D. The nurse knows that children exposed to family violence are likely to be victims
of abuse.
Answer: D
Rationale: Children exposed to family violence are more likely to be physically,
sexually, or emotionally abused themselves. Children have died from family
violence and neglect when no one has intervened on their behalf. Children who are
exposed to stressors such as family violence or who are victims of childhood
violence or neglect are at high risk for short- and long-term problems. Witnessing
and being exposed to violence in childhood results in a higher tolerance, and
greater use, of violence as an adult. The nurse may feel an ethical responsibility
towards clients, but the nurse does not have a legal responsibility to protect clients.
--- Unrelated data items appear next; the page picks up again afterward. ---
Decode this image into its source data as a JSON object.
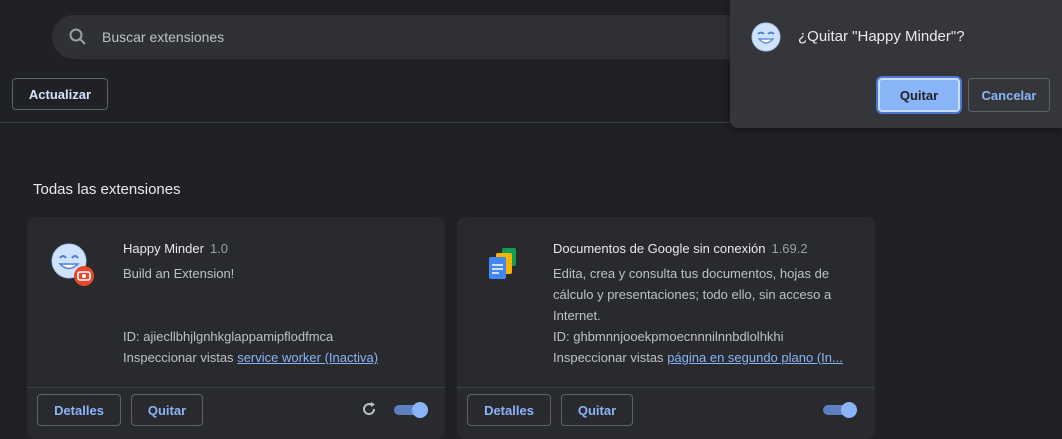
{
  "search": {
    "placeholder": "Buscar extensiones"
  },
  "toolbar": {
    "update_label": "Actualizar"
  },
  "section": {
    "title": "Todas las extensiones"
  },
  "extensions": [
    {
      "name": "Happy Minder",
      "version": "1.0",
      "description": "Build an Extension!",
      "id_text": "ID: ajiecllbhjlgnhkglappamipflodfmca",
      "inspect_label": "Inspeccionar vistas",
      "inspect_link": "service worker (Inactiva)",
      "details_label": "Detalles",
      "remove_label": "Quitar",
      "enabled": true
    },
    {
      "name": "Documentos de Google sin conexión",
      "version": "1.69.2",
      "description": "Edita, crea y consulta tus documentos, hojas de cálculo y presentaciones; todo ello, sin acceso a Internet.",
      "id_text": "ID: ghbmnnjooekpmoecnnnilnnbdlolhkhi",
      "inspect_label": "Inspeccionar vistas",
      "inspect_link": "página en segundo plano (In...",
      "details_label": "Detalles",
      "remove_label": "Quitar",
      "enabled": true
    }
  ],
  "dialog": {
    "title": "¿Quitar \"Happy Minder\"?",
    "confirm_label": "Quitar",
    "cancel_label": "Cancelar"
  },
  "colors": {
    "background": "#202124",
    "card": "#292a2d",
    "accent": "#8ab4f8",
    "toggle_on": "#8ab4f8"
  },
  "icons": [
    "search-icon",
    "smiley-icon",
    "record-badge-icon",
    "google-docs-icon",
    "reload-icon"
  ]
}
Women being the weaker sex is a myth.
43. A public health nurse is developing programs to educate parents on infant
mortality. Which complications would the nurse include in the education? Select all
that apply.
A. Tricuspid atresia
B. 39-week gestation birth
C. 3,6 kg birth weight
D. Anencephalus
E. Spina bifida
Answer: A, D, E
Rationale: The main causes of early infant death in this country include problems
occurring at birth or shortly thereafter. These include prematurity, low birth weight,
congenital anomalies, sudden infant death syndrome (SIDS), and respiratory
distress syndrome. A pregnancy at 39 weeks would be considered a term
pregnancy. A birth weight of 3.6 kg would be considered appropriate.
44. The pediatric nurse would be participating in the role of advocate when
completing which action?
A. Instructing parents on the side effects of vaccinations they are requesting for
their child
B. Contributing input on a task force with the aim to reduce the rate of mortality of
infants and children
C. Teaching parents to keep their prescribed medication safely out of reach of
children
D. Explaining to parents the reason for each medication their child was recently
prescribed
Answer: B
Rationale: The role of advocacy is being fulfulled when the nurse works to
safeguard and advance the interest of children and infants through many means,
including contributing to the learning and application of a task force aimed at
reducing infant and children mortality. The actions of instructing about side effects,
explaining the purposes of medications, and teaching about medication safelty
would fall under the role of educator.